Barr, 51, graduated from Columbia University in New York in 1987 with a bachelor's degree in history. To make the transition from a liberal arts degree into the world of business, he took executive education programs in publishing and worked in sales at such big names as McGraw Hill, Time and Sports Illustrated.
“I started in the magazine business right out of college,” he said “My first job was in New York City in 1987. By the time I came back to Manhattan in 1994, I had lived in five cities in seven years and had four different jobs.”
Those stints included working as an account manager at Time magazine, as San Francisco sales director for Sports Illustrated and as publishing director for Sports Illustrated Presents. (He describes his time at SI as the most interesting/unusual job he's ever had, “next to being a bouncer at the Palladium in NYC during college.”)
He found all the experiences rewarding. “So I encourage young folks today to say ‘yes' to opportunity. It is amazing how much of a career accelerant simply saying ‘yes' can be when you are just starting out.”
After meeting and marrying Gwin Carter, “the woman of my dreams,” Barr said, he was drawn into the plastics business several years later by her father.
“She was the baby of seven,” and her siblings were older and already-established. The business “had no obvious heir-apparent” and her father wanted to retire.
And Barr was looking for a change. “This was an opportunity to turn the page and see if it would provide a different kind of challenge, something less predictable.”
That's just what he got. “Boy, did I,” he said. “I was surprised how fast-paced it is.”
He's been with the Salisbury, N.C., colorants maker since 1998.
“I came in [to the company] in a marketing role so I could learn to understand the business. It was a natural role for me to step into and gave me the ability to sort of digest the industry,” Barr said.
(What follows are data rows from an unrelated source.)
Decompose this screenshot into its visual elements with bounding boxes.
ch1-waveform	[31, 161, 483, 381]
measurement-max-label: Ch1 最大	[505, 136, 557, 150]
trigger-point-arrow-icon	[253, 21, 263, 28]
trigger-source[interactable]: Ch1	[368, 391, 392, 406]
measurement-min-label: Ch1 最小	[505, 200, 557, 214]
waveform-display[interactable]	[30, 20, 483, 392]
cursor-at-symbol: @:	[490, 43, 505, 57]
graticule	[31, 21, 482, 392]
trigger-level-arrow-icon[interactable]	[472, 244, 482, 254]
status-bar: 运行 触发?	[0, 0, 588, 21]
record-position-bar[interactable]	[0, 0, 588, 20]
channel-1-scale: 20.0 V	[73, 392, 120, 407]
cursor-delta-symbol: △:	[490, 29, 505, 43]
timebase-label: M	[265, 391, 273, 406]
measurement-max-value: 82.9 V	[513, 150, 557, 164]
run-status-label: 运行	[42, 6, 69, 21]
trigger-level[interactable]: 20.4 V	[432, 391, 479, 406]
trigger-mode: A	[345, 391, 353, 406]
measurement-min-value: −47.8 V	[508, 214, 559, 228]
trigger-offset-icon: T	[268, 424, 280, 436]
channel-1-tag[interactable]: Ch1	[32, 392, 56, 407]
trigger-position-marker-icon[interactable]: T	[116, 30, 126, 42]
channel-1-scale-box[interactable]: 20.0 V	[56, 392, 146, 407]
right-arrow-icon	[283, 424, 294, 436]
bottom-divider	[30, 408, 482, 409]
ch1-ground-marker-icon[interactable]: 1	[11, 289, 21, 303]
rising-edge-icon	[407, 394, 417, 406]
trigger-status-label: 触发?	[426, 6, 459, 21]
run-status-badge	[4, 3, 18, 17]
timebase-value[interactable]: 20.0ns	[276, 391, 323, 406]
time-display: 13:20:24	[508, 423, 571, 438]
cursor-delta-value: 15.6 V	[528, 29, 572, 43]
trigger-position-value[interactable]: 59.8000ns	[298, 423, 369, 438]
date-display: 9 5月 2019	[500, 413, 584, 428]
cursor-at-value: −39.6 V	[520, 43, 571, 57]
It was also a way to prove himself: In a sales role, “there's nowhere to hide” if you can't do the job.
After about 18 months, he moved into a direct sales supervisory role, then became president for about 10 years. He was named CEO four years ago.
“When I came in, I recognized what I didn't know, and hired around my shortcomings,” he said. That approach apparently has worked.
The company had 2014 sales of about $50 million, Barr said; he expects this year's total to reflect growth of about 5 percent. Carolina Color, which also has a facility in Delaware, Ohio, employs about 120 people, up from 110 in May. The firm recently bought a 20,000-square-foot building behind its Salisbury facility to boost its warehouse space.
Carolina Color practices “smart,” measured growth. Though it has more than 600 customers, “our biggest customer is probably no more than 5 percent of our business,” Barr said.
The company makes colorants mainly for durables, outdoor products, packaging and non-automotive transportation. Its patented, high-load “G2” product offers ultraviolet-light protection and is used in outdoor products like trash cans and portable toilets. Carolina Color this year began commercial production of its next-generation high-load product, G3, which takes CCC into engineering resins. Barr said the company plans to have a second line for commercial G3 production running in the first quarter of 2016.
Barr attributes his firm's ventures into new products, in part, to something he learned from a mentor at Sports Illustrated.
“Alvaro Saralegui, a legendary general manager at Sports Illustrated, mentored me in all of the right ways. He encouraged me, provided me with valuable insight and pushed me to become a free thinker with a passion for finding solutions to unique challenges,” Barr said.
Barr has applied that philosophy at Carolina Color.
“I saw what happens when you give people room to grow — the company grows along with them,” he said.
“With the support of this culture of innovation, our development team has created several new products and invented two revolutionary technologies [G2 and G3] that are legitimate paradigm-shifters for the entire industry.”
He said he encourages employees to “be bold.”
“Don't be afraid to make mistakes. Don't be afraid to raise your hand and question the status quo. Collaborate with your team members because we can't do anything alone.”